Family time is qualitative, not a quantitative one, and it is a basic condition for an orderly life. Family life is not only compatible with work; it is crucial for getting your own job done.
One should be a good administrator and a practical person also. Being practical could clash with ethical values sometimes. One should aspire to combine ethics, values and practicality in a synergic way. Values are ethical fundamentals. Being practical, instead, means acceptance of diversity of manners. By instance, you shouldn´t expect that subordinates solve problems in your own way. Each person has his own ways according to his individual talents. So, being practical means that you should know the others in order to weigh what you should expect from them, not asking them for the moon or forcing them to the point of incompetence. By instance, firing an employee because of delaying time schedule could be a little bit drastic. You should weigh his abilities.
Self-employment and developing new entrepreneurs are very important. We should lessen business mortality rate and support small and medium-size firms because they create most of job posts. Two things are needed: abating regulation from, say, 140 requisites down to 115 ones. Clean business should be allowed to first settle them and then notify the authority, not the opposite way. They should be dispensed with annoying fiscal transactions, by instance, not contracting accountant services.
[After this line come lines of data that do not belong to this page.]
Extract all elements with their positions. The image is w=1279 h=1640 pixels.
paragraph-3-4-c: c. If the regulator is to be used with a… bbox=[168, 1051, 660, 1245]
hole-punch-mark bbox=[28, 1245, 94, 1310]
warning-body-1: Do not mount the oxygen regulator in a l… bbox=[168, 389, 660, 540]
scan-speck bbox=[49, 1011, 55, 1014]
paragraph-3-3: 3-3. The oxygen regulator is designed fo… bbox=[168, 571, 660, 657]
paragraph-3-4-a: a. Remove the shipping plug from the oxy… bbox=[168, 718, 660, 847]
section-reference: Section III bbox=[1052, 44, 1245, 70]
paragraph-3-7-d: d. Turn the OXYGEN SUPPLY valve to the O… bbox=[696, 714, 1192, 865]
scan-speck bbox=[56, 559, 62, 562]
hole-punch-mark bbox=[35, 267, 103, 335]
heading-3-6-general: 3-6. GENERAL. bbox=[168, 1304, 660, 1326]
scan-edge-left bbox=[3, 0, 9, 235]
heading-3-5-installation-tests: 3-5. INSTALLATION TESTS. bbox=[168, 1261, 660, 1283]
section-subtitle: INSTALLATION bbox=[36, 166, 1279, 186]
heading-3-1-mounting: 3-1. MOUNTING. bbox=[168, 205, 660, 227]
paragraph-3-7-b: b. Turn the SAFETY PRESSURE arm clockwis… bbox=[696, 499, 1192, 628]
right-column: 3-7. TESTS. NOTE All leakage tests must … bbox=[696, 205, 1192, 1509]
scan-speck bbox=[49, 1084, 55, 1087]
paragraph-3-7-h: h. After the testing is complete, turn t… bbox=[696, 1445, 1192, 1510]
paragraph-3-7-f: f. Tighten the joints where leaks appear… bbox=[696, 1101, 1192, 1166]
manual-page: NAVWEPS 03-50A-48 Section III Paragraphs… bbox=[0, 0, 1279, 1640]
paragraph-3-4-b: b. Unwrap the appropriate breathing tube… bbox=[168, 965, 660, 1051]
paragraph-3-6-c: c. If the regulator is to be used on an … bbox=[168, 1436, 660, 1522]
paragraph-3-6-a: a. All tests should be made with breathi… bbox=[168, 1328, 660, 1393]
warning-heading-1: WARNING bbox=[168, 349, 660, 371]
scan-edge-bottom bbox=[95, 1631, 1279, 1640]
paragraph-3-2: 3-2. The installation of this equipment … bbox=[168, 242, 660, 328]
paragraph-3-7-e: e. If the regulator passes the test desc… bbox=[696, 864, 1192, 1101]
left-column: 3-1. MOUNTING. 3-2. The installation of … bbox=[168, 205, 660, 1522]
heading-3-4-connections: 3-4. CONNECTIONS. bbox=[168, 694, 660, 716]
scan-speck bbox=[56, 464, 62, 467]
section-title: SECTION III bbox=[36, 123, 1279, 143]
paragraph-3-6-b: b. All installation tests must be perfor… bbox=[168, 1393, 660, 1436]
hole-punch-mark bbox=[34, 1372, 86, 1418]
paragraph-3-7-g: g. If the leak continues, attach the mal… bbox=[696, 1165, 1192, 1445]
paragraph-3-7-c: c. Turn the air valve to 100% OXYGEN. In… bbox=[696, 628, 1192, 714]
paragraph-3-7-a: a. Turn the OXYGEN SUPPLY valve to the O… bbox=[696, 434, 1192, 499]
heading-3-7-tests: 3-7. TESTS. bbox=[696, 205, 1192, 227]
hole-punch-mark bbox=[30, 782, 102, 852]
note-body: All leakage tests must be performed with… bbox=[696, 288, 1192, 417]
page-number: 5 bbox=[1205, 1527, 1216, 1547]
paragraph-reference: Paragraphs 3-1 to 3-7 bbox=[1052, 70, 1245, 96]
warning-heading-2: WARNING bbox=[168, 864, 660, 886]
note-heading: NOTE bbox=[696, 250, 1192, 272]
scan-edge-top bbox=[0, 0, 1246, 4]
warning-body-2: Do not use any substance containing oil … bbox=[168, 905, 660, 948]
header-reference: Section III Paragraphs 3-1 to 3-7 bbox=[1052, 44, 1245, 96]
They would be able to pay out taxes in the same way they pay out land tax, water, electricity or phone service.
We in Telmex have a financing program for small and medium-size business by which we give them 35 or 40 months credit. The original idea came from Fundación Telmex. We asked Grupo Financiero Inbursa and Telmex to give and charge credit while Fundación Telmex served as collateral. Such a scheme turned to be unnecessary at the end, and Inbursa decided to give credits and take the risks, while Telmex collects monthly payments through phone receipt. In case of default, phone service is cut off. The program serves more than 30,000 businesses nowadays.